New York City has released guidance for businesses ahead of the start date for its private sector COVID-19 vaccination mandate, on Dec. 27. 

The private sector vaccination mandate is the first in the nation without an option for regular coronavirus testing. While previous vaccine mandates for city workers were consistently challenged in courts, especially by unions, businesses have so far not sued over the new mandate. 

Currently, more than 90% of all New York City residents have received at least one dose of a COVID-19 vaccine, according to city data

Mayor Bill de Blasio said he believes the mandate for businesses will push vaccination levels higher. 

“We saw every single time we put a mandate in place, it was the decisive factor in getting a lot of people to move,” de Blasio said Wednesday at a news conference. 

The mandate guidance requires that all employees of private businesses submit proof of at least one vaccine dose by Dec. 27, and that employers keep a full record of their workers’ vaccination statuses. 

Businesses will have a certificate of full vaccination they can display, similar to a certificate already available to restaurants, gyms and entertainment venues that must check proof of vaccination from customers under the Key to NYC program. The businesses are also required to make their vaccination records available to city inspectors. 

De Blasio said that his administration has been meeting with dozens of Business Improvement Districts, chambers of commerce and other business associations ahead of the mandate’s start. 

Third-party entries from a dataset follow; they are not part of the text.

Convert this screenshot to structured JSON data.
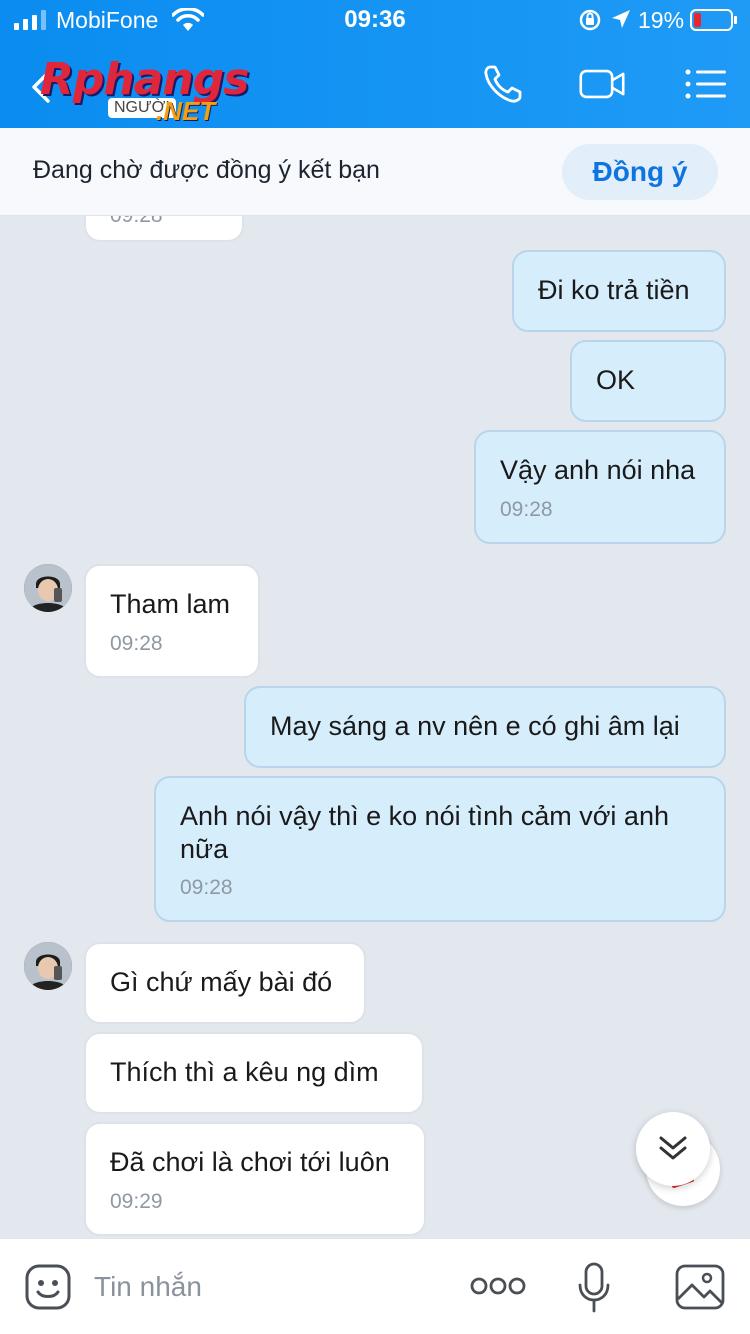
{
  "status": {
    "carrier": "MobiFone",
    "time": "09:36",
    "battery": "19%"
  },
  "header": {
    "logo_main": "Rphangs",
    "logo_sub": "NGƯỜI",
    "logo_net": ".NET"
  },
  "request": {
    "text": "Đang chờ được đồng ý kết bạn",
    "accept_label": "Đồng ý"
  },
  "messages": [
    {
      "dir": "in",
      "text": "",
      "time": "09:28"
    },
    {
      "dir": "out",
      "text": "Đi ko trả tiền",
      "time": ""
    },
    {
      "dir": "out",
      "text": "OK",
      "time": ""
    },
    {
      "dir": "out",
      "text": "Vậy anh nói nha",
      "time": "09:28"
    },
    {
      "dir": "in",
      "text": "Tham lam",
      "time": "09:28"
    },
    {
      "dir": "out",
      "text": "May sáng a nv nên e có ghi âm lại",
      "time": ""
    },
    {
      "dir": "out",
      "text": "Anh nói vậy thì e ko nói tình cảm với anh nữa",
      "time": "09:28"
    },
    {
      "dir": "in",
      "text": "Gì chứ mấy bài đó",
      "time": ""
    },
    {
      "dir": "in",
      "text": "Thích thì a kêu ng dìm",
      "time": ""
    },
    {
      "dir": "in",
      "text": "Đã chơi là chơi tới luôn",
      "time": "09:29"
    }
  ],
  "input": {
    "placeholder": "Tin nhắn"
  },
  "colors": {
    "header": "#0a8cf0",
    "out_bubble": "#d6edfc",
    "in_bubble": "#ffffff",
    "accent": "#0d74e0"
  }
}
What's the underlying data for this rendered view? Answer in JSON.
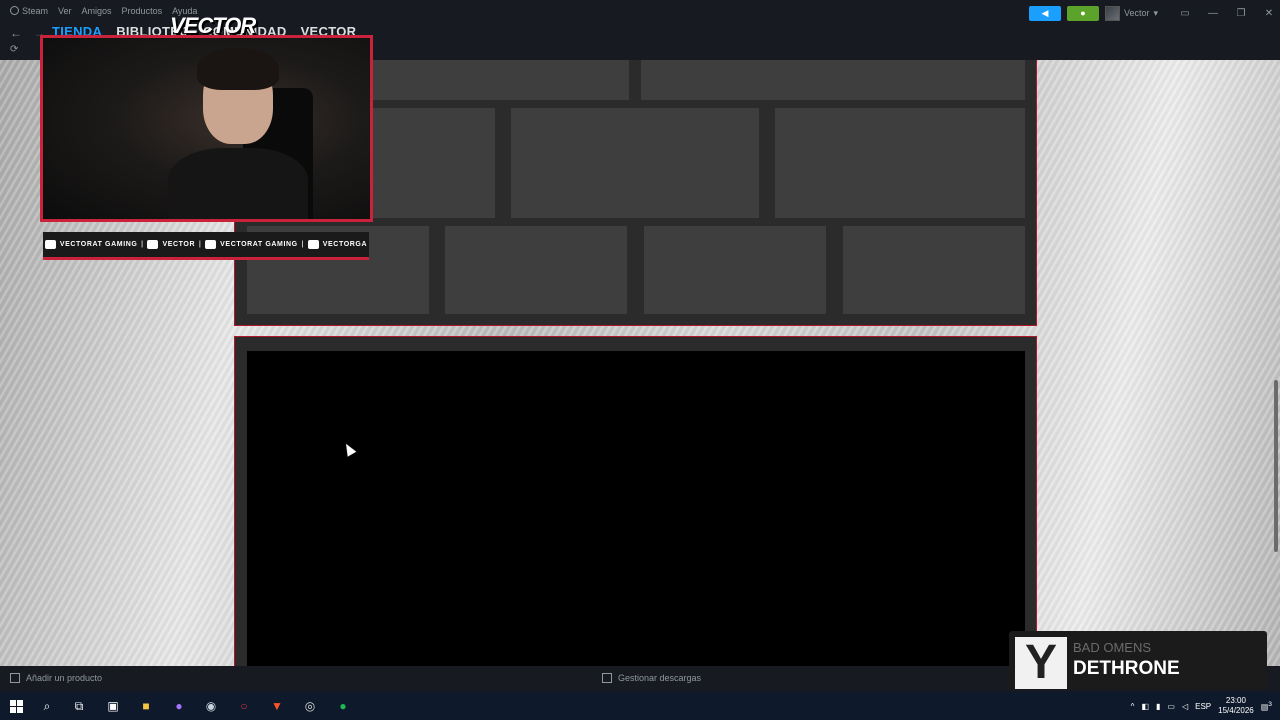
{
  "menu": {
    "app": "Steam",
    "items": [
      "Ver",
      "Amigos",
      "Productos",
      "Ayuda"
    ]
  },
  "user": {
    "name": "Vector"
  },
  "tabs": [
    "TIENDA",
    "BIBLIOTEC",
    "COMUNIDAD",
    "VECTOR"
  ],
  "overlay": {
    "logo_text": "VECTOR",
    "socials": [
      {
        "icon": "youtube-icon",
        "label": "VECTORAT GAMING"
      },
      {
        "icon": "twitch-icon",
        "label": "VECTOR"
      },
      {
        "icon": "twitter-icon",
        "label": "VECTORAT GAMING"
      },
      {
        "icon": "instagram-icon",
        "label": "VECTORGA"
      }
    ]
  },
  "bottombar": {
    "add_product": "Añadir un producto",
    "manage_downloads": "Gestionar descargas"
  },
  "now_playing": {
    "artist": "BAD OMENS",
    "track": "DETHRONE"
  },
  "taskbar": {
    "lang": "ESP",
    "time": "23:00",
    "date": "15/4/2026",
    "notifications": "3"
  },
  "colors": {
    "accent": "#1a9fff",
    "overlay_red": "#c8233a",
    "green": "#5ba32b"
  }
}
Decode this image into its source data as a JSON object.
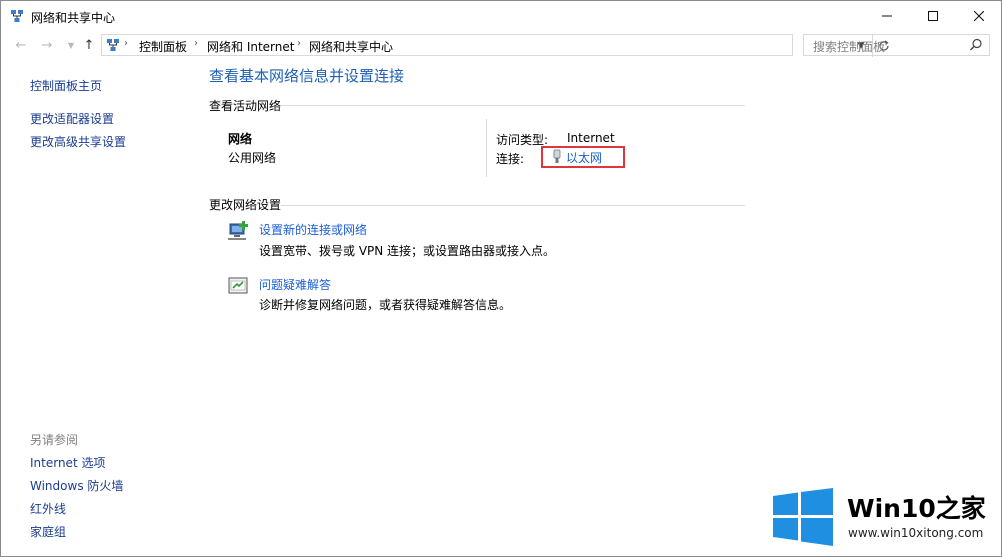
{
  "window": {
    "title": "网络和共享中心"
  },
  "address": {
    "crumbs": [
      "控制面板",
      "网络和 Internet",
      "网络和共享中心"
    ]
  },
  "search": {
    "placeholder": "搜索控制面板"
  },
  "sidebar": {
    "links": [
      "控制面板主页",
      "更改适配器设置",
      "更改高级共享设置"
    ],
    "see_also_heading": "另请参阅",
    "see_also": [
      "Internet 选项",
      "Windows 防火墙",
      "红外线",
      "家庭组"
    ]
  },
  "main": {
    "title": "查看基本网络信息并设置连接",
    "active_heading": "查看活动网络",
    "network_name": "网络",
    "network_type": "公用网络",
    "access_type_label": "访问类型:",
    "access_type_value": "Internet",
    "connection_label": "连接:",
    "connection_value": "以太网",
    "change_heading": "更改网络设置",
    "tasks": [
      {
        "label": "设置新的连接或网络",
        "desc": "设置宽带、拨号或 VPN 连接；或设置路由器或接入点。"
      },
      {
        "label": "问题疑难解答",
        "desc": "诊断并修复网络问题，或者获得疑难解答信息。"
      }
    ]
  },
  "watermark": {
    "brand": "Win10之家",
    "url": "www.win10xitong.com"
  },
  "colors": {
    "link": "#1a5fd6",
    "title": "#1e5fb4",
    "highlight": "#e0363b",
    "win_blue": "#1e8fe1"
  },
  "icons": [
    "network-center-icon",
    "back-arrow-icon",
    "forward-arrow-icon",
    "up-arrow-icon",
    "refresh-icon",
    "search-icon",
    "ethernet-icon",
    "new-connection-icon",
    "troubleshoot-icon",
    "windows-logo"
  ]
}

“We want a cooperative, positive approach,” he said. “The goal is not to penalize. The goal is to simply make this work.”

Fines for violations of the mandate start at $1,000 per instance. 

“We can escalate that intensely if we see a pattern of willful refusal to follow the law,” de Blasio said. 

Yet de Blasio added that the city has not seen widespread fines necessary for the vaccination requirement of the Key to NYC program.

As of earlier in December, the city had inspected more than 52,000 businesses under Key to NYC, according to an analysis from the New York Times, issuing only 31 fines of $1,000 each. 

Businesses are required to check proof of reasonable accommodations for employees who claim a religious or medical exemption for vaccination. The city will be on the lookout for businesses that may have improperly allowed such exemptions, said Georgia Pestana, the city’s corporation counsel. 

“If there’s any concern that the process may not have been done right, or there may not even be a process, of course we have a right to step in and make sure the process is done right,” de Blasio said.